1. Non-private uploaded images: This is the image URL http://docs.google.com/File?id=dczjts34_227g3234gdg_b. That looks like a pretty secure random UUID to me. You have as much chance of guessing that as guessing an account password. So the only problem here is revoking view access for someone to the document after they have viewed it. They can keep accessing the Document, if they have a copy of it. Which will always be true unless you want to start serving DRMed PDF files or something. I wouldn't put that past this particular security researcher.
2. User can view earlier revisions of a diagram: Fair enough. Once again, it doesn't seem like a complete breakdown of security if your collaborators can view earlier versions of a document or a diagram within a document. Personally, when I share a versioned document with someone, I expect they will be able access the versioning information. I don't know if Google makes any express guarantees about earlier versions being blocked off from viewers, maybe they should, but it's worth making it explicit.

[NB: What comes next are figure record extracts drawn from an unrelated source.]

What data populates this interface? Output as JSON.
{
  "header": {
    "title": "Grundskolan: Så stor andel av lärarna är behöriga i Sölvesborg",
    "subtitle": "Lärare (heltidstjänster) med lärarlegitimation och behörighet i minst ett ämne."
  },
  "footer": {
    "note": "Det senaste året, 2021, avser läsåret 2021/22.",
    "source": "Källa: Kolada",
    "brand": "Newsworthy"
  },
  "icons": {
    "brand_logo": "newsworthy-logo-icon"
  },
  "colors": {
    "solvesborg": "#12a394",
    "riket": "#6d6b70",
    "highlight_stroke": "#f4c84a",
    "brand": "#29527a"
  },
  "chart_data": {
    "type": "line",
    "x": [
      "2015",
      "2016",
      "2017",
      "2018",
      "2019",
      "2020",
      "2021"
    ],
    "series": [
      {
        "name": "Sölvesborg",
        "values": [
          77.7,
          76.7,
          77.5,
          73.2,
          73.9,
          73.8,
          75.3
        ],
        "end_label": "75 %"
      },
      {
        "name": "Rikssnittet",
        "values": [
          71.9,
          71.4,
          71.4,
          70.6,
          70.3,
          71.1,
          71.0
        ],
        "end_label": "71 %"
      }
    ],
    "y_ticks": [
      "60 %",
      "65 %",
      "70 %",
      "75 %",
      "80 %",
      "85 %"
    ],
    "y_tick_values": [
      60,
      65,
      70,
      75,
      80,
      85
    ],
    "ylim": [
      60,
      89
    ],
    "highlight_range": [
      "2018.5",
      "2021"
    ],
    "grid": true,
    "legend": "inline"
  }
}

3. Someone somewhere may be able to grant herself access to your documents: I am not even going to address this one. Without an actual account of the vulnerability, this is just irresponsible insinuation.
Also the fact that the image is permanently retained after the document is deleted is completely unacceptable. It's obvious that they are trying to save money on bandwidth and CPU here, but it's not an acceptable place to cut corners.
As for #3, I think that it's pretty easy to guess what this vulnerability is. It's probably the following: When you get an invite to view a shared document, either 1) Accepting the invitation after the document has changed and permission redacted still gives you permission to see it 2) After your permission is revoked, you can use that URL to regain permission to the document.
I disagree with you on points #1 and #2. A lot of very important web apps are very insecure if crypto-strong nonce URLs aren't good enough. Clearly relying on URLs is suboptimal, but it's a long way down from "suboptimal" to "vulnerable".
Sure, crypto-strong nonce URLs are better than unobfuscated URLs, but that's just one protection.
For example, let's say that Google accidentally leaks a directory listing of all files on a particular google docs server (or let's say an access log, to be even more realistic). If Google had properly authenticated access to these images, then the leaked access log would be worthless and unexploitable. However, without authenticating these requests, Google has suddenly caused a mass security breach, as hundreds of people rush to wget all the URLs before the images are taken down.
If Google is seriously expecting people to use their product as a replacement for a business intranet, then they need to take seriously all concerns.
But the insecurity of desktop document suites doesn't give Google a free pass on having lax security standards.
Of course, this is my evaluation. You and your organization are welcome to use Google Docs if you are comfortable with their security practices.
I think the real issue is whether the systems operates as people expect it to. I would not have expected it to operate in the way described, and I suspect a lot of other people wouldn't either. There is a precedent here in tools like MS Office (ok, it isn't cloud based, but it is where some users are coming from as they adopt GDocs). If you told the average PowerPoint user that when they send a deck to their customer/partner that person will be able to see all the previous 'versions' of the document that you went through prior to giving it to them, then I think that PowerPoint user would be shocked, and worried.
I realize that cloud sharing and emailing aren't the same thing, and that GDoc's versioning system isn't the same as making changes and hitting save in PowerPoint from a technical point of view, but for the average user they probably feel like the same thing, so they will expect the same rules to apply. Bottom line: if it's going to operate like this then GDocs needs to make sure that users totally understand that.
If your application lets users restrict access to documents, it needs to restrict access to all parts of that document uniformly, regardless of how those parts are stored (embedded in the same file or spread out in multiple files).